本書の後半には、インナーワークライフをポジティブに保つためには、何の要素が何が必要なのかが書いてあり、めちゃくちゃ参考になります。明日からさっそく試したくなるし、その観点で職場を見ると、発見がたくさんあるはずです。
現在、マネジャーの端くれ(下っ端/見習い)である私は、人の「インナーワークライフ」をマネジメントする立場にあることを思い、気が引き締まる思いです。がんばるんば!
まとめ
うっかりすると、感情って、軽視されがちです。「感情に溺れるな」とか「そんなの単なる感情論だろ」といった具合に。しかし、感情を無視したところで、うまくいかないでしょう。それどころか、感情を軽視することで、しっぺ返しをくらうかもしれない。

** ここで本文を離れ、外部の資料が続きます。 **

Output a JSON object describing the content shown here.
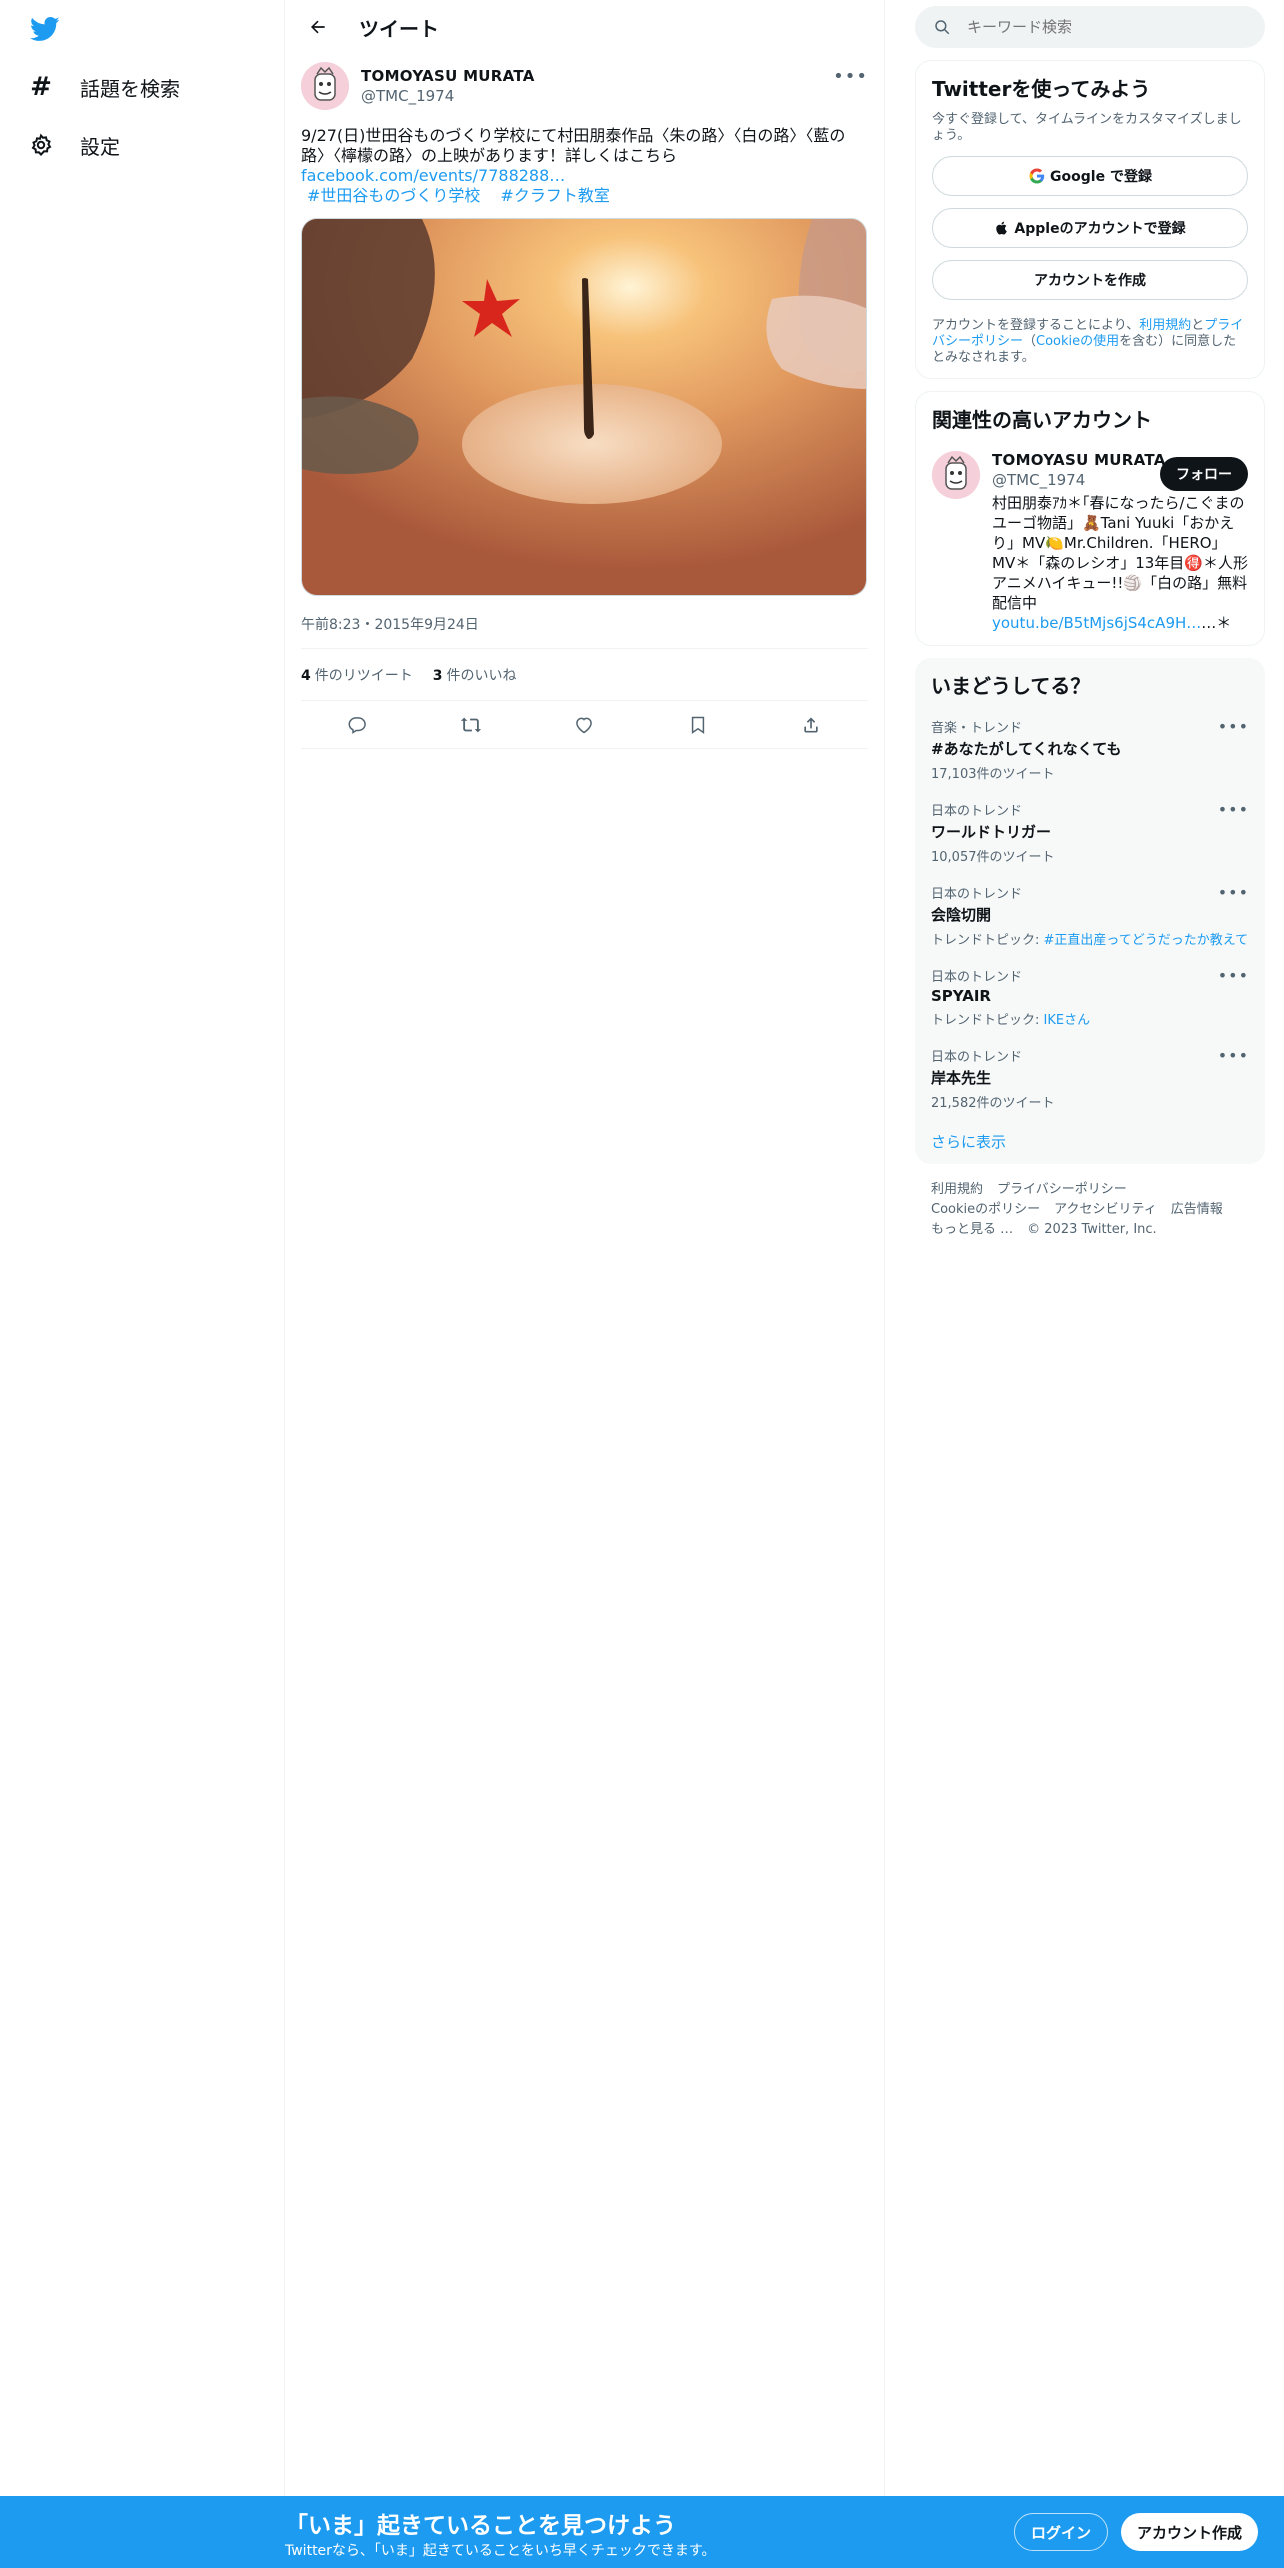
{
  "nav": {
    "logo": "twitter-bird",
    "items": [
      {
        "icon": "hashtag-icon",
        "label": "話題を検索"
      },
      {
        "icon": "gear-icon",
        "label": "設定"
      }
    ]
  },
  "header": {
    "title": "ツイート"
  },
  "tweet": {
    "author_name": "TOMOYASU MURATA",
    "author_handle": "@TMC_1974",
    "text": "9/27(日)世田谷ものづくり学校にて村田朋泰作品〈朱の路〉〈白の路〉〈藍の路〉〈檸檬の路〉の上映があります！詳しくはこちら",
    "link": "facebook.com/events/7788288…",
    "hashtags": [
      "#世田谷ものづくり学校",
      "#クラフト教室"
    ],
    "timestamp": "午前8:23・2015年9月24日",
    "retweets_count": "4",
    "retweets_label": "件のリツイート",
    "likes_count": "3",
    "likes_label": "件のいいね"
  },
  "sidebar": {
    "search_placeholder": "キーワード検索",
    "signup": {
      "title": "Twitterを使ってみよう",
      "subtitle": "今すぐ登録して、タイムラインをカスタマイズしましょう。",
      "google_label": "Google で登録",
      "apple_label": "Appleのアカウントで登録",
      "create_label": "アカウントを作成",
      "legal_prefix": "アカウントを登録することにより、",
      "legal_terms": "利用規約",
      "legal_and": "と",
      "legal_privacy": "プライバシーポリシー",
      "legal_paren_open": "（",
      "legal_cookie": "Cookieの使用",
      "legal_suffix": "を含む）に同意したとみなされます。"
    },
    "related": {
      "title": "関連性の高いアカウント",
      "name": "TOMOYASU MURATA",
      "handle": "@TMC_1974",
      "follow_label": "フォロー",
      "bio": "村田朋泰ｱｶ＊｢春になったら/こぐまのユーゴ物語」🧸Tani Yuuki「おかえり」MV🍋Mr.Children.「HERO」MV＊「森のレシオ」13年目🉐＊人形アニメハイキュー!!🏐「白の路」無料配信中",
      "bio_link": "youtu.be/B5tMjs6jS4cA9H…",
      "bio_tail": "…＊"
    },
    "trends": {
      "title": "いまどうしてる？",
      "items": [
        {
          "meta": "音楽・トレンド",
          "name": "#あなたがしてくれなくても",
          "count": "17,103件のツイート",
          "topic_label": "",
          "topic": ""
        },
        {
          "meta": "日本のトレンド",
          "name": "ワールドトリガー",
          "count": "10,057件のツイート",
          "topic_label": "",
          "topic": ""
        },
        {
          "meta": "日本のトレンド",
          "name": "会陰切開",
          "count": "",
          "topic_label": "トレンドトピック: ",
          "topic": "#正直出産ってどうだったか教えて"
        },
        {
          "meta": "日本のトレンド",
          "name": "SPYAIR",
          "count": "",
          "topic_label": "トレンドトピック: ",
          "topic": "IKEさん"
        },
        {
          "meta": "日本のトレンド",
          "name": "岸本先生",
          "count": "21,582件のツイート",
          "topic_label": "",
          "topic": ""
        }
      ],
      "show_more": "さらに表示"
    },
    "footer": {
      "links_row1": [
        "利用規約",
        "プライバシーポリシー"
      ],
      "links_row2": [
        "Cookieのポリシー",
        "アクセシビリティ",
        "広告情報"
      ],
      "more": "もっと見る …",
      "copyright": "© 2023 Twitter, Inc."
    }
  },
  "banner": {
    "title": "「いま」起きていることを見つけよう",
    "subtitle": "Twitterなら、「いま」起きていることをいち早くチェックできます。",
    "login_label": "ログイン",
    "signup_label": "アカウント作成"
  },
  "colors": {
    "accent": "#1d9bf0",
    "text": "#0f1419",
    "muted": "#536471",
    "border": "#eff3f4"
  }
}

感情に振り回されるのは困りものですが、「王様」である感情を無視する訳にはいきません。感情とは、うまく付き合わなくてはいけないし、「暴君」である場合にはなおさらです。
巷にあふれる「セルフコントロール」の方法を整理すると、
1.自分でマネジメントする(マインドフルネスや認知行動療法)
2.環境から変える(組織マネジメント)
3.回復を早くする(レジリエンスや立て直す力)
と、いろいろありそうです。
仕事にしろ、プライベートにしろ、なんにせよ、人の生きる上での難題というのは、結局「感情というものとどう付き合っていくか?」という問いに収斂していくのかもしれません。
私も割と感情はマイナス方面に暴君であるため、今後はヤトミックカフェでも、感情マネジメントのための方法論を整理して書いていきたいと思います。よろしければ今後も読んでみてください。